"Éste es el relato más triste que nunca he oído..."

Ford Madox Ford (El buen soldado)

sábado, 21 de mayo de 2011

El mar del infinito

En un psiquiátrico todos son locos. Los doctores caminan por las asépticas salas bien pertrechados entre sus batas blancas. Son inocentes, son infinitos. Alguien da una voz muy fuerte; no lo soporto, es como para volverse como ellos.

Una mañana me dieron la medicación mal, tomé las pastillas de un maniático depresivo y me balanceé bien sujeto a una lámpara de pie, caí y me tumbé sobre la pared. Nadie me creyó hasta que maté a unos cuántos.

El comedor es una amplia estancia llena de animales enjaulados, trinando como pueden y rechinando los dientes de los que se alimentan más allá de los barrotes. Cada uno viste como quiere, o como le dejan. En cualquier caso, no hay ni uno sólo que esté mínimamente civilizado. Mastican con las bocas abiertas, a uno se le cae la baba, otro se come sus propios mocos. Dan verdadero asco.

¡Maldita sea! ¿Por qué siempre se olvidaban de mí? Siempre les prestaban toda su atención a aquellos despojos de la sociedad. ¿Acaso podrían curarse? Estaban condenados de por vida y creo que mi voluntariado hacía mucho más por ellos que ellos mismos. Hasta que se cansaron y huyeron. Me dejaron allí sólo y abandonado, encerrado entre las mismas paredes que los constreñían a ellos, a los locos, a los crueles y los malvados. No entiendo por qué me culparon cuando la emprendí contra ellos; les hice un gran favor a todos los que claudicaron.

El psiquiátrico tenía, por otra parte, un magnífico jardín. Era la única estancia que respetaban. Allí era donde todos ejercían su libertad y se comuicaban y relacionaban entre ellos. Resultaría curioso observar cómo una mujer ausente resultaba violada por un hombre cohibido. Todos se peleaban por el balancín, todos querían un hueco en ese juego de niños. Siempre lo ocupaban los mismos: a la mujer violada le tenían miedo porque de un muerdo arrancó una oreja de su agresor y sólo un hombre se atrevía a balancearse con ella. También a él le temían.

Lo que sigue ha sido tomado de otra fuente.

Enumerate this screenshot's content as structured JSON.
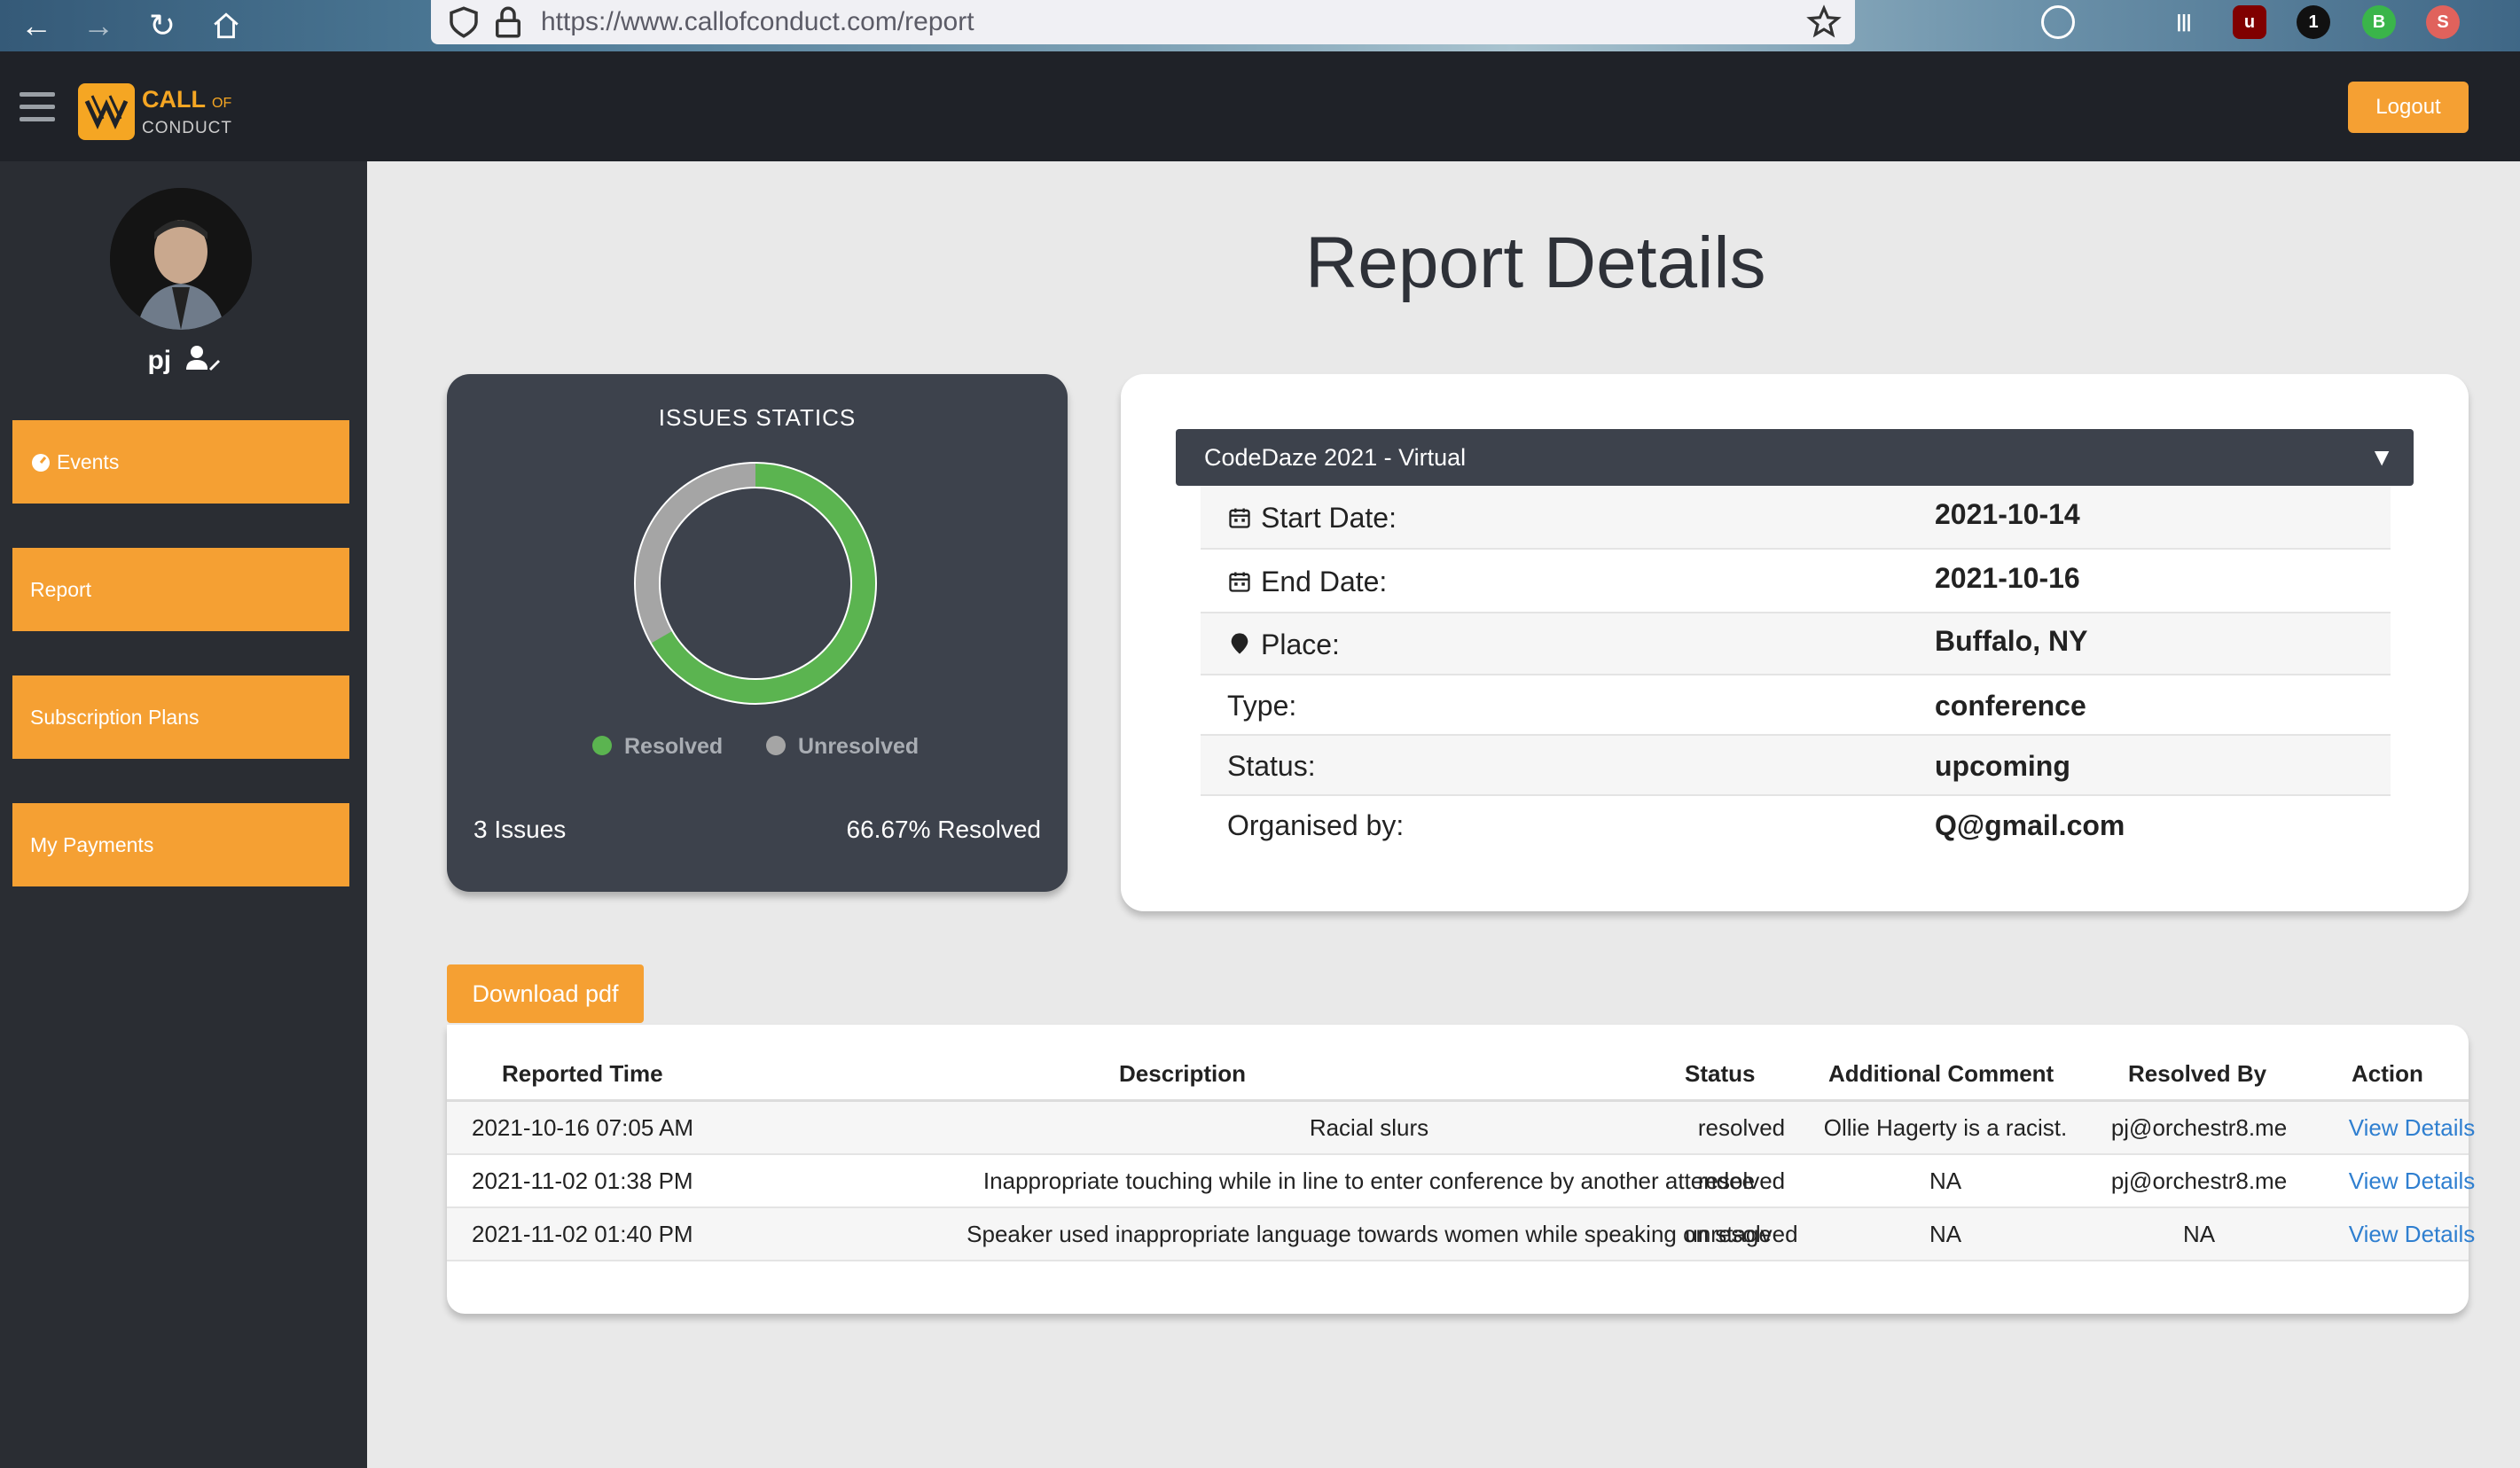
{
  "browser": {
    "url": "https://www.callofconduct.com/report"
  },
  "header": {
    "logo_line1": "CALL",
    "logo_of": "OF",
    "logo_line2": "CONDUCT",
    "logout_label": "Logout"
  },
  "sidebar": {
    "username": "pj",
    "items": [
      {
        "label": "Events"
      },
      {
        "label": "Report"
      },
      {
        "label": "Subscription Plans"
      },
      {
        "label": "My Payments"
      }
    ]
  },
  "page": {
    "title": "Report Details"
  },
  "stats": {
    "title": "ISSUES STATICS",
    "legend_resolved": "Resolved",
    "legend_unresolved": "Unresolved",
    "issues_count": "3 Issues",
    "resolved_pct": "66.67% Resolved",
    "resolved_fraction": 0.6667,
    "colors": {
      "resolved": "#5bb450",
      "unresolved": "#a5a5a5"
    }
  },
  "event": {
    "selected": "CodeDaze 2021 - Virtual",
    "rows": [
      {
        "label": "Start Date:",
        "value": "2021-10-14",
        "icon": "calendar-icon"
      },
      {
        "label": "End Date:",
        "value": "2021-10-16",
        "icon": "calendar-icon"
      },
      {
        "label": "Place:",
        "value": "Buffalo, NY",
        "icon": "map-pin-icon"
      },
      {
        "label": "Type:",
        "value": "conference"
      },
      {
        "label": "Status:",
        "value": "upcoming"
      },
      {
        "label": "Organised by:",
        "value": "Q@gmail.com"
      }
    ]
  },
  "download_label": "Download pdf",
  "table": {
    "headers": [
      "Reported Time",
      "Description",
      "Status",
      "Additional Comment",
      "Resolved By",
      "Action"
    ],
    "rows": [
      {
        "time": "2021-10-16 07:05 AM",
        "description": "Racial slurs",
        "status": "resolved",
        "comment": "Ollie Hagerty is a racist.",
        "resolved_by": "pj@orchestr8.me",
        "action": "View Details"
      },
      {
        "time": "2021-11-02 01:38 PM",
        "description": "Inappropriate touching while in line to enter conference by another attendee",
        "status": "resolved",
        "comment": "NA",
        "resolved_by": "pj@orchestr8.me",
        "action": "View Details"
      },
      {
        "time": "2021-11-02 01:40 PM",
        "description": "Speaker used inappropriate language towards women while speaking on stage",
        "status": "unresolved",
        "comment": "NA",
        "resolved_by": "NA",
        "action": "View Details"
      }
    ]
  }
}
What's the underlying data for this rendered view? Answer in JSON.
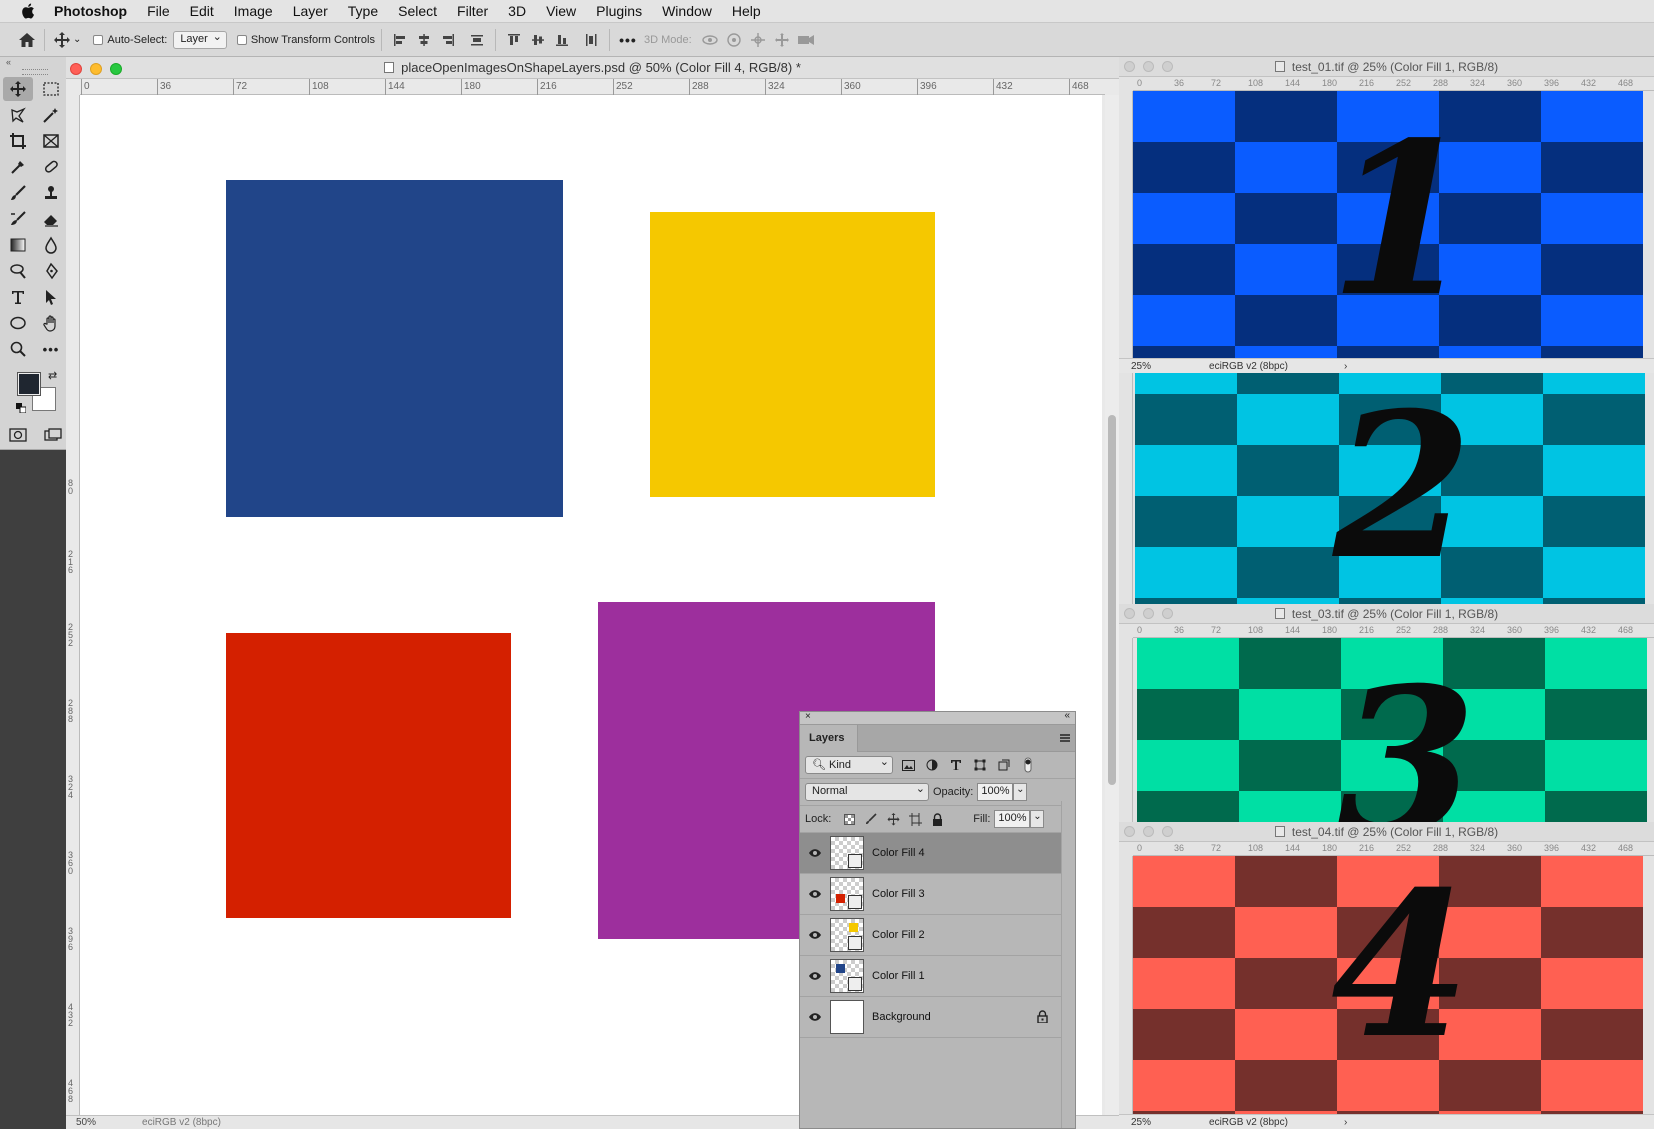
{
  "menubar": {
    "app": "Photoshop",
    "items": [
      "File",
      "Edit",
      "Image",
      "Layer",
      "Type",
      "Select",
      "Filter",
      "3D",
      "View",
      "Plugins",
      "Window",
      "Help"
    ]
  },
  "options": {
    "auto_select_label": "Auto-Select:",
    "auto_select_target": "Layer",
    "transform_controls_label": "Show Transform Controls",
    "mode3d_label": "3D Mode:"
  },
  "document": {
    "title": "placeOpenImagesOnShapeLayers.psd @ 50% (Color Fill 4, RGB/8) *",
    "ruler_h": [
      "0",
      "36",
      "72",
      "108",
      "144",
      "180",
      "216",
      "252",
      "288",
      "324",
      "360",
      "396",
      "432",
      "468"
    ],
    "ruler_v": [
      "80",
      "216",
      "252",
      "288",
      "324",
      "360",
      "396",
      "432",
      "468"
    ],
    "zoom": "50%",
    "profile": "eciRGB v2 (8bpc)",
    "shapes": [
      {
        "name": "Color Fill 1",
        "color": "#214589"
      },
      {
        "name": "Color Fill 2",
        "color": "#f5c800"
      },
      {
        "name": "Color Fill 3",
        "color": "#d42000"
      },
      {
        "name": "Color Fill 4",
        "color": "#9d2f9d"
      }
    ]
  },
  "layers_panel": {
    "tab": "Layers",
    "kind": "Kind",
    "blend_mode": "Normal",
    "opacity_label": "Opacity:",
    "opacity": "100%",
    "lock_label": "Lock:",
    "fill_label": "Fill:",
    "fill": "100%",
    "layers": [
      {
        "name": "Color Fill 4",
        "swatch": "#9d2f9d",
        "active": true
      },
      {
        "name": "Color Fill 3",
        "swatch": "#d42000",
        "active": false
      },
      {
        "name": "Color Fill 2",
        "swatch": "#f5c800",
        "active": false
      },
      {
        "name": "Color Fill 1",
        "swatch": "#214589",
        "active": false
      },
      {
        "name": "Background",
        "swatch": "#ffffff",
        "active": false
      }
    ]
  },
  "image_windows": [
    {
      "title": "test_01.tif @ 25% (Color Fill 1, RGB/8)",
      "digit": "1",
      "light": "#0a5cff",
      "dark": "#052f7e",
      "zoom": "25%",
      "profile": "eciRGB v2 (8bpc)"
    },
    {
      "title": "",
      "digit": "2",
      "light": "#00c4e3",
      "dark": "#005f72",
      "zoom": "",
      "profile": ""
    },
    {
      "title": "test_03.tif @ 25% (Color Fill 1, RGB/8)",
      "digit": "3",
      "light": "#00dfa4",
      "dark": "#006a4d",
      "zoom": "",
      "profile": ""
    },
    {
      "title": "test_04.tif @ 25% (Color Fill 1, RGB/8)",
      "digit": "4",
      "light": "#ff6052",
      "dark": "#75302c",
      "zoom": "25%",
      "profile": "eciRGB v2 (8bpc)"
    }
  ],
  "small_ruler": [
    "0",
    "36",
    "72",
    "108",
    "144",
    "180",
    "216",
    "252",
    "288",
    "324",
    "360",
    "396",
    "432",
    "468"
  ]
}
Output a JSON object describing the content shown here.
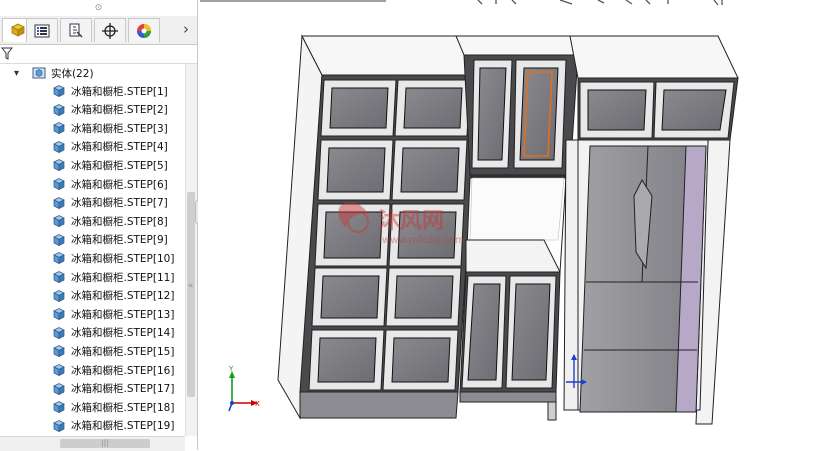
{
  "panel": {
    "grip_glyph": "⊙",
    "tabs": [
      {
        "name": "feature-manager-tab",
        "icon": "feature-tree-icon",
        "active": true
      },
      {
        "name": "property-manager-tab",
        "icon": "property-list-icon",
        "active": false
      },
      {
        "name": "configuration-manager-tab",
        "icon": "configuration-icon",
        "active": false
      },
      {
        "name": "dimxpert-manager-tab",
        "icon": "crosshair-icon",
        "active": false
      },
      {
        "name": "display-manager-tab",
        "icon": "appearance-icon",
        "active": false
      }
    ],
    "tabs_more_glyph": "›",
    "filter_icon": "filter-icon",
    "tree": {
      "folder_label": "实体(22)",
      "expand_glyph": "▾",
      "items": [
        "冰箱和橱柜.STEP[1]",
        "冰箱和橱柜.STEP[2]",
        "冰箱和橱柜.STEP[3]",
        "冰箱和橱柜.STEP[4]",
        "冰箱和橱柜.STEP[5]",
        "冰箱和橱柜.STEP[6]",
        "冰箱和橱柜.STEP[7]",
        "冰箱和橱柜.STEP[8]",
        "冰箱和橱柜.STEP[9]",
        "冰箱和橱柜.STEP[10]",
        "冰箱和橱柜.STEP[11]",
        "冰箱和橱柜.STEP[12]",
        "冰箱和橱柜.STEP[13]",
        "冰箱和橱柜.STEP[14]",
        "冰箱和橱柜.STEP[15]",
        "冰箱和橱柜.STEP[16]",
        "冰箱和橱柜.STEP[17]",
        "冰箱和橱柜.STEP[18]",
        "冰箱和橱柜.STEP[19]"
      ]
    },
    "scroll_grip": "|||"
  },
  "viewport": {
    "axis_labels": {
      "x": "X",
      "y": "Y"
    },
    "watermark_text": "沐风网",
    "watermark_url": "www.mfcad.com"
  },
  "colors": {
    "panel_bg": "#ffffff",
    "tab_bg": "#f0f0f0",
    "body_icon": "#5b9bd5",
    "cabinet_side": "#f7f7f7",
    "door_panel": "#7b7b80",
    "door_frame": "#efefef",
    "fridge": "#8c8c90",
    "highlight": "#e07020",
    "axis_x": "#cc0000",
    "axis_y": "#1a9a1a",
    "axis_z": "#1f3fcf"
  }
}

Pero no me puedo quejar demasiado. La estancia entre mis compañeros no es desagradable siempre que omita las miradas vacías y bobaliconas de esos pobres muertos de hambre. Dijeron en el periódico que aquí se experimentaba con los pacientes. No es cierto, son ellos los que experimentan con nosotros...

Aquel hombre tenía un rostro duro y doliente. No parecía loco, sólo era un perturbado sin vida.

A veces me siento solo. Estoy rodeado de gente que no piensa, que no sufre. Aquí sólo se tiene miedo. Nadie sabe lo que significa estar aquí. Nadie salvo yo. Ningún doctor puede solucionar sus problemas, ¿cómo va a solucionar los de los internos?

Nunca hablaba, tan sólo escribía y escribía letras y cartas interminables que guardaba dentro de una cajita de madera carcomida. En todo momento, no sabía hacer otra cosa.

No entiendo por qué me abandonaron, éste es un lugar horrible. Sólo una mujer parece humana. Una vez, al menos, fue humana. Hay días que hasta me mira, otros sólo se limita a balancearse conmigo en el columpio. Nadie de aquí dentro está sano, mucho menos los doctores con sus batas blancas. Pero no importa porque pronto me iré. Yo estoy aquí voluntario.



Terminó su última carta, se vistió con su mejor traje, tomó de la mano a su mujer que lo observaba escribir unos segundos antes en el silencio de los árboles y, tomando las llaves del recinto, expulsó de allí a todos los internos y los doctores.

En el salón grande, aquel en el que se subió una vez a la lámpara, el mismo en el que mató a varios de los locos que por allí pululaban, sonó una dulce melodía. Tomó las estrechas caderas de la mujer entre sus manos y bailaron con ternura, despacio, mirándose a los ojos vacíos de penumbras.

Fuera, los demás gritaban de angustia y dolor estremeciéndose por los suelos.